Um die Beteiligung zu erhöhen, haben einige Abteilungen ihre Sozialpolitik geändert. EIN kontrolliertes Experiment wurde somit in Seine-et-Marne umgesetzt. Dies bestand darin, den Inhalt der Briefe zu ändern, in denen die Empfänger aufgefordert wurden, sich für die Unterstützung anzumelden. Durch die Vereinfachung der Schreiben und die Hinzufügung von Anreizelementen konnte die Beteiligung am Integrationsprozess jedoch nicht wesentlich gesteigert werden.
Eine andere Abteilung hat sich für eine strengere Maßnahme entschieden, die darin besteht, die Situation aller Empfänger zu überwachen und eine Warnmeldung zu senden, gefolgt von einer Sanktion in Form einer Kürzung der Zulage, wenn sich die Situation nicht ändert. Diese Warnschreiben erhöhten die Teilnahme in den ersten Phasen erheblich des Einschubweges. Aber diese Benachrichtigungen erhöhten auch die RSA-Abflüsse.
Aus der Studie lässt sich nicht ableiten, ob die Austritte in Richtung Erwerbstätigkeit gehen oder ob sie einem Wegfall des Beihilfebezugs durch noch anspruchsberechtigte Personen entsprechen. Es scheint jedoch wahrscheinlich, dass diese Kontrollen Empfänger entmutigen und ihre Nichtinanspruchnahme erhöhen. Eine stärkere Kontrollintensität erhöht die Kosten für den Zugang zur Leistung für die Empfänger, was dazu führen kann, dass sie die Leistung und ihren Integrationsprozess aufgeben, also das genaue Gegenteil des angestrebten Ziels.
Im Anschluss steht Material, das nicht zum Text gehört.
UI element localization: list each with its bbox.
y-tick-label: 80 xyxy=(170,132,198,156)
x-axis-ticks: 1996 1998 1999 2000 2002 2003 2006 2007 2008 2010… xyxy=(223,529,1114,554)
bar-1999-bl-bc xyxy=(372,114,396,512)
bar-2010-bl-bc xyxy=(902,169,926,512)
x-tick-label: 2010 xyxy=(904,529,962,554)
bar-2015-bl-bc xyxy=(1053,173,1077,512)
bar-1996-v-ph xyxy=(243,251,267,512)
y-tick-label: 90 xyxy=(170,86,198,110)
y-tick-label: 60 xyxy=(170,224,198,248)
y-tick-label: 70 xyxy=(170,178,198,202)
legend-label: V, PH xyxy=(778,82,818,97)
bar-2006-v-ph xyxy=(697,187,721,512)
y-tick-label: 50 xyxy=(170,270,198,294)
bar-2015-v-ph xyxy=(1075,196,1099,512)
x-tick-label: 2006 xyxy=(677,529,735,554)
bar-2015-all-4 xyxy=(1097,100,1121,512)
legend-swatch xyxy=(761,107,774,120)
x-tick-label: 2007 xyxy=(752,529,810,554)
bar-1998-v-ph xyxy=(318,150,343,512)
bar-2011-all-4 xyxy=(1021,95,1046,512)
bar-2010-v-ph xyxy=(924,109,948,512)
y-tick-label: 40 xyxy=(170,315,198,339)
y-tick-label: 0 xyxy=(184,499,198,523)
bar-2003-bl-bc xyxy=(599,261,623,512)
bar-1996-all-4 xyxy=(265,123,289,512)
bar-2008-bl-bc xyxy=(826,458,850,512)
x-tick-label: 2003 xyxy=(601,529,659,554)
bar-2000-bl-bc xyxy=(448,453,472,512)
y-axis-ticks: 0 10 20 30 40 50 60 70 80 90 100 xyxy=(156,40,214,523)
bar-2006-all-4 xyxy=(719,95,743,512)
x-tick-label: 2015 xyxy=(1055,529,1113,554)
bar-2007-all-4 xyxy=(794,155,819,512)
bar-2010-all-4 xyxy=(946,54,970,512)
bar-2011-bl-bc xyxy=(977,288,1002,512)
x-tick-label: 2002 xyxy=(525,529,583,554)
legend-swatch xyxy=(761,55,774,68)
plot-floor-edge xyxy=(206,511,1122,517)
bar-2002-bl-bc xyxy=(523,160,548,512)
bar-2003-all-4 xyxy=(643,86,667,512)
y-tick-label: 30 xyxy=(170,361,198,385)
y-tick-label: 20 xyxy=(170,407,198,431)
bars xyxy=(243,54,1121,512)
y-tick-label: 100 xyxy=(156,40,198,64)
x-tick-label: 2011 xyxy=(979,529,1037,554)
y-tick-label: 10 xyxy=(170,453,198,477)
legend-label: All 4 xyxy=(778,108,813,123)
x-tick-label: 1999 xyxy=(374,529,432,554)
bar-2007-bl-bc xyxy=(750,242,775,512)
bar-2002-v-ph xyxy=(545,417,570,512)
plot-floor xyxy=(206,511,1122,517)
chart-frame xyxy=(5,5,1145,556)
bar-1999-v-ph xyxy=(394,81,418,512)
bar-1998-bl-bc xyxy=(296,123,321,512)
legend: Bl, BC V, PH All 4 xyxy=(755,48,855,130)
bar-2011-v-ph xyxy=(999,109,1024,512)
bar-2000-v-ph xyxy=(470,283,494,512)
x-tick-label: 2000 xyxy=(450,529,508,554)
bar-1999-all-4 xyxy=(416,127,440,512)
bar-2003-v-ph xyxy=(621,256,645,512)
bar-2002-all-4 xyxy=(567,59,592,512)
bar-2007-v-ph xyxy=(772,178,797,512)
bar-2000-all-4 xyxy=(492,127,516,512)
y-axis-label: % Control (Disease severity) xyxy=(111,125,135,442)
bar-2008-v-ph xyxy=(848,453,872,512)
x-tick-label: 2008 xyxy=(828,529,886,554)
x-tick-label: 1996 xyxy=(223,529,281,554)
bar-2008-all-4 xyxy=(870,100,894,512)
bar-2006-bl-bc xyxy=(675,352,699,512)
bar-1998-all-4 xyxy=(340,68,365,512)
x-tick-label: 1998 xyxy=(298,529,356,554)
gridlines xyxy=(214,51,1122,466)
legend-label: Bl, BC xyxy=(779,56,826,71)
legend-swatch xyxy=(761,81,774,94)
Die Covid-19-Epidemie war eine eindrucksvolle Erinnerung an die Widerstandsfähigkeit des französischen Sozialschutzmodells, das in der Lage ist, eine sehr große wirtschaftliche und soziale Krise zu bewältigen. Die Gesundheitskrise hat gezeigt, dass das Risiko, den Arbeitsplatz zu verlieren und in Armut zu geraten, die gesamte Bevölkerung betrifft und dass ein kollektiver Versicherungs- und Unterstützungsmechanismus notwendig ist. In der aktuellen Debatte muss nicht nur die monetäre Komponente reformiert werden, sondern vielmehr der Einsatz und die Mittelausstattung der Förderung, um soziale Vulnerabilitäten besser zu verringern.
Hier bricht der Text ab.